In the 1970s, Buffett and Munger worked together and built their investment empire of more than $500 million assets under management. Buffett and Munger owned and controlled more than 50% of Berkshire Hathaway, 65% of Blue Chip Stamps, and these 2 companies owned National Indemnity, Rockford Bank, See's Candies, Wesco, Buffalo Evening News, 10% of the Washington Post, 15% of GEICO, and many other stocks. Compound interest worked wonders on behalf of Buffett and Munger. Buffett and Munger would estimate the intrinsic value of a given stock with little downside risk, and then they would buy huge numbers of shares with a broad margin of safety to remain within the circle of competence. Buffett and Munger saw the exponential growth of their stock investments through the 1980s.

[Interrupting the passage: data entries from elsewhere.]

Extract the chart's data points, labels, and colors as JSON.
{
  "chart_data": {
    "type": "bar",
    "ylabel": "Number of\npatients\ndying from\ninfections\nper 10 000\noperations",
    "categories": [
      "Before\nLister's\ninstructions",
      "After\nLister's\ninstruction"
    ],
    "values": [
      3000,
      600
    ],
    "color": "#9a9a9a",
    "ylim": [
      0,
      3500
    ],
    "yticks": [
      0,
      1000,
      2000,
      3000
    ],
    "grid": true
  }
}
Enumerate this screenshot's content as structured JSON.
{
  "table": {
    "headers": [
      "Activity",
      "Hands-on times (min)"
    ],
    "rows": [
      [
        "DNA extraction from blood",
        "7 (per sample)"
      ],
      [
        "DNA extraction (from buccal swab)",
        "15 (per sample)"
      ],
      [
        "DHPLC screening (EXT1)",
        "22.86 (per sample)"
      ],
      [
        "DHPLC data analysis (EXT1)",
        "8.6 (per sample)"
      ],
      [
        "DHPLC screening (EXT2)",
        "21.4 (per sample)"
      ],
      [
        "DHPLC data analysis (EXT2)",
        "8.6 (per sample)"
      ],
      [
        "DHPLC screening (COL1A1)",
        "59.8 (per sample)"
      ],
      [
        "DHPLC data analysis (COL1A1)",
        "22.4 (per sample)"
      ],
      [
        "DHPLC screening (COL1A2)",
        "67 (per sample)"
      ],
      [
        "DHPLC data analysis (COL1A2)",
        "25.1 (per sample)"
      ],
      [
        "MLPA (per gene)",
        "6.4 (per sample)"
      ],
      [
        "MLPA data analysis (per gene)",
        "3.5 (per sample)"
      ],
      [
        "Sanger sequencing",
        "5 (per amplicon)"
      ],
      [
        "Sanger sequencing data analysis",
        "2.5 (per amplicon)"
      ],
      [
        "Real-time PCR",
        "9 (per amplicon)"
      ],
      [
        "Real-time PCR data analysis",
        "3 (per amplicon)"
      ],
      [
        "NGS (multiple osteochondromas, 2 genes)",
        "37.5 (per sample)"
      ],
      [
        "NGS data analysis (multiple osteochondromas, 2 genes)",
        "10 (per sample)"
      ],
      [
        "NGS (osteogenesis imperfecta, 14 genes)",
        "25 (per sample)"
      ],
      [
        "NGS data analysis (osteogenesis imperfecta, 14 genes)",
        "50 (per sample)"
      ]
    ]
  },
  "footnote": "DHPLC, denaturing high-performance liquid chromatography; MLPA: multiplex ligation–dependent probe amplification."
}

In 1983, Buffett and Munger agreed on fair value terms, and Berkshire Hathaway acquired Blue Chip. Buffett and Munger became full partners for the first time, and Buffett was the chairman and Munger the vice chair. At age 55, Buffett became a billionaire. Over the years, the Buffett-Munger investment empire soared in equity valuation. In 1996, Berkshire Hathaway appreciated to $34,000 per share with $41 billion equity value. (Later Berkshire Hathaway would appreciate to more than $87 billion stock market valuation in 2018.)
In September 2003, Fortune named Buffett the most influential person in business and finance. However, this accolade preceded the bad news that Buffett's wife was diagnosed with oral cancer. She would need a major surgery, and there was a 50-50 chance of surviving 5 years. Buffett decided to spend every weekend with his wife during these hard times.
Before this family incidence, Buffett had focused on business issues and mistakes of omission. What he could have done but failed to accomplish plagued him most. After his wife's cancer surgery, Buffett developed a new perspective that success should be measured in terms of family love and friendship.
In June 2006, Buffett announced that he would donate 85% of his Berkshire shares (worth $37 billion at that time) to a group of charitable foundations such as the Bill and Melinda Gates Foundation. Over the years, Buffett had become close friends with Bill Gates, and Buffett developed an admiration for the vision and structure of the Gates Foundation. Buffett divided the residual equity stakes to about $3 billion to his children's foundations and another $3 billion to the Susan Thompson Buffett Foundation.
Warren Buffett's key fundamental stock investment insights and life lessons remain fresh and practically relevant nowadays. His personal stories and life lessons can serve as self-help inspirations for many stock market investors.